No “mi amor”. No “te extrañé”. No “gracias a Dios volviste”.
Doña Victoria, su madre, apareció detrás de ella con perlas nuevas en el cuello y una sonrisa perfecta para las visitas.
—No la presiones, hijo. Elena ha estado muy sensible desde que te fuiste.
Ricardo se recargó en la barra de mármol y rió.
—La soledad hace cosas raras con las mujeres.
Elena bajó la mirada.
Alejandro quiso acercarse, pero ella retrocedió medio paso. Fue mínimo. Casi invisible. Pero él había aprendido a leer miedo en zonas donde un movimiento pequeño podía salvar una vida.

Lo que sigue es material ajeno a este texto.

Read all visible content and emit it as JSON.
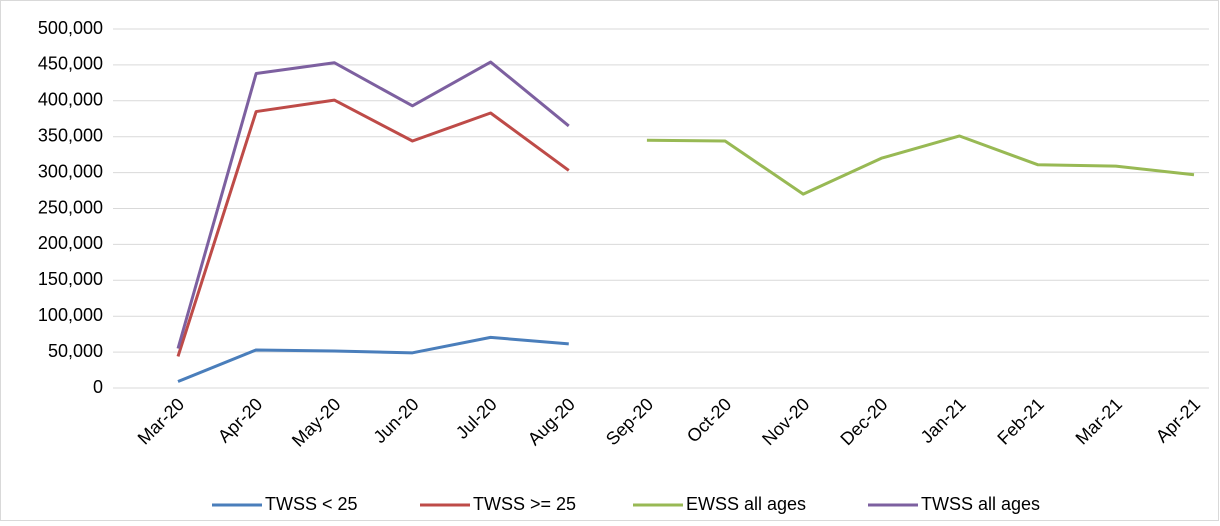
{
  "chart_data": {
    "type": "line",
    "categories": [
      "Mar-20",
      "Apr-20",
      "May-20",
      "Jun-20",
      "Jul-20",
      "Aug-20",
      "Sep-20",
      "Oct-20",
      "Nov-20",
      "Dec-20",
      "Jan-21",
      "Feb-21",
      "Mar-21",
      "Apr-21"
    ],
    "series": [
      {
        "name": "TWSS < 25",
        "color": "#4a7ebb",
        "values": [
          9000,
          53000,
          51500,
          49000,
          70500,
          61500,
          null,
          null,
          null,
          null,
          null,
          null,
          null,
          null
        ]
      },
      {
        "name": "TWSS >= 25",
        "color": "#be4b48",
        "values": [
          44000,
          385000,
          401000,
          344000,
          383000,
          303000,
          null,
          null,
          null,
          null,
          null,
          null,
          null,
          null
        ]
      },
      {
        "name": "EWSS all ages",
        "color": "#98b954",
        "values": [
          null,
          null,
          null,
          null,
          null,
          null,
          345000,
          344000,
          270000,
          320000,
          351000,
          311000,
          309000,
          297000
        ]
      },
      {
        "name": "TWSS all ages",
        "color": "#7d60a0",
        "values": [
          55000,
          438000,
          453000,
          393000,
          454000,
          365000,
          null,
          null,
          null,
          null,
          null,
          null,
          null,
          null
        ]
      }
    ],
    "ylim": [
      0,
      500000
    ],
    "yticks": [
      0,
      {
        "value": 50000,
        "label": "50,000"
      },
      {
        "value": 100000,
        "label": "100,000"
      },
      {
        "value": 150000,
        "label": "150,000"
      },
      {
        "value": 200000,
        "label": "200,000"
      },
      {
        "value": 250000,
        "label": "250,000"
      },
      {
        "value": 300000,
        "label": "300,000"
      },
      {
        "value": 350000,
        "label": "350,000"
      },
      {
        "value": 400000,
        "label": "400,000"
      },
      {
        "value": 450000,
        "label": "450,000"
      },
      {
        "value": 500000,
        "label": "500,000"
      }
    ],
    "grid": true,
    "legend": "bottom"
  }
}
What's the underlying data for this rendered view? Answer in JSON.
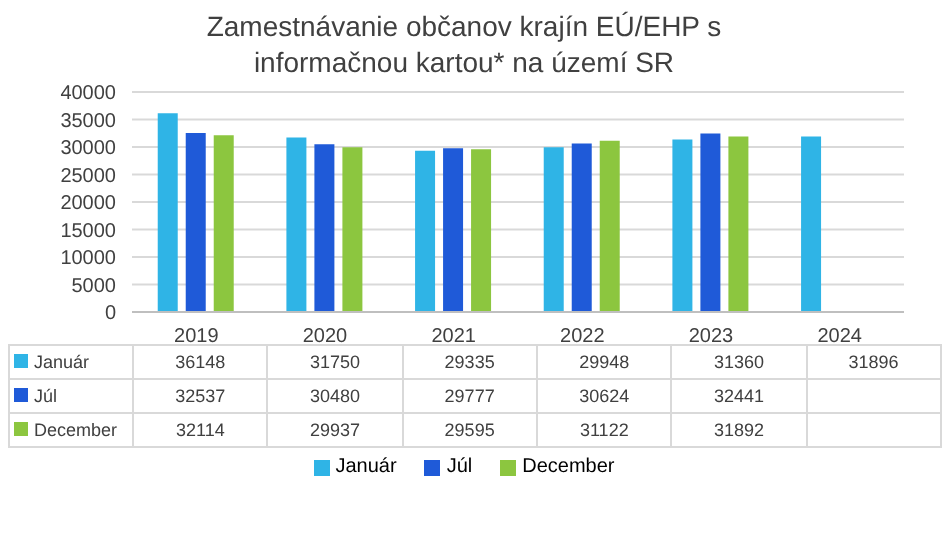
{
  "chart_data": {
    "type": "bar",
    "title": "Zamestnávanie občanov krajín EÚ/EHP s informačnou kartou* na území SR",
    "categories": [
      "2019",
      "2020",
      "2021",
      "2022",
      "2023",
      "2024"
    ],
    "series": [
      {
        "name": "Január",
        "color": "#2fb4e6",
        "values": [
          36148,
          31750,
          29335,
          29948,
          31360,
          31896
        ]
      },
      {
        "name": "Júl",
        "color": "#1f5ad8",
        "values": [
          32537,
          30480,
          29777,
          30624,
          32441,
          null
        ]
      },
      {
        "name": "December",
        "color": "#8cc63f",
        "values": [
          32114,
          29937,
          29595,
          31122,
          31892,
          null
        ]
      }
    ],
    "ylim": [
      0,
      40000
    ],
    "yticks": [
      0,
      5000,
      10000,
      15000,
      20000,
      25000,
      30000,
      35000,
      40000
    ],
    "grid": "y",
    "legend": "bottom",
    "data_labels": true
  }
}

Esa noche, en la habitación que antes olía a café, lavanda y promesas, Elena se acostó al borde de la cama. Se envolvió en la cobija hasta el cuello. Su cuerpo entero estaba rígido.
Alejandro extendió la mano para tocarle los dedos.
Elena se encogió con tanta violencia que casi cayó de la cama.
Algo se rompió dentro de él.
—¿Hay alguien más? —preguntó en voz baja, odiándose en el mismo instante.
Elena cerró los ojos. Sus labios temblaron, pero no dijo nada.
Al día siguiente, Alejandro encontró el celular viejo de Elena escondido dentro de una caja de medicinas. La batería apenas encendió. Había mensajes borrados a medias, fotos de documentos, citas con un notario en Zapopan y transferencias enormes hacia una empresa desconocida: Inversiones Mercurio del Bajío.
El nombre de Ricardo aparecía como administrador.
La casa familiar. Las cuentas de la constructora que Alejandro y Elena habían levantado desde cero. Los terrenos que él había comprado antes de entrar al Ejército. Todo aparecía transferido.
Y en varios documentos estaba la firma de Elena.
También estaba la de Alejandro.
Pero Alejandro no había firmado nada.
Esa tarde, mientras Doña Victoria organizaba una cena con “socios importantes” para celebrar la nueva etapa de la empresa, Alejandro observó a su esposa desde la puerta del jardín. Elena acomodaba flores con las manos temblorosas. Ricardo le dijo algo al oído y ella palideció.
Por la noche, Alejandro cerró la puerta de la habitación con seguro.
—Elena —susurró—. Mírame.
Ella no pudo.
Entonces él hizo algo que le dolió más que cualquier herida recibida en servicio. Levantó con cuidado la cobija, buscando la verdad que tanto temía encontrar.
No encontró infidelidad.
Encontró moretones morados en las costillas de Elena, marcas de dedos en sus brazos, cicatrices recientes en la espalda y una sombra amarillenta cerca de la clavícula.
Alejandro dejó de respirar.
—¿Quién te hizo esto?
Elena se cubrió la boca para no sollozar.
—Tu mamá y Ricardo me obligaron a firmar todo. Dijeron que si hablaba, iban a destruirte.
Desde el jardín subió la risa de Doña Victoria brindando con champaña.
Alejandro volvió a cubrir a Elena con una delicadeza que parecía una promesa.
—Entonces no le robaron a mi esposa —dijo, con la voz helada—. Le declararon la guerra al hombre equivocado.
Y en ese momento, Elena entendió que lo peor todavía no había empezado.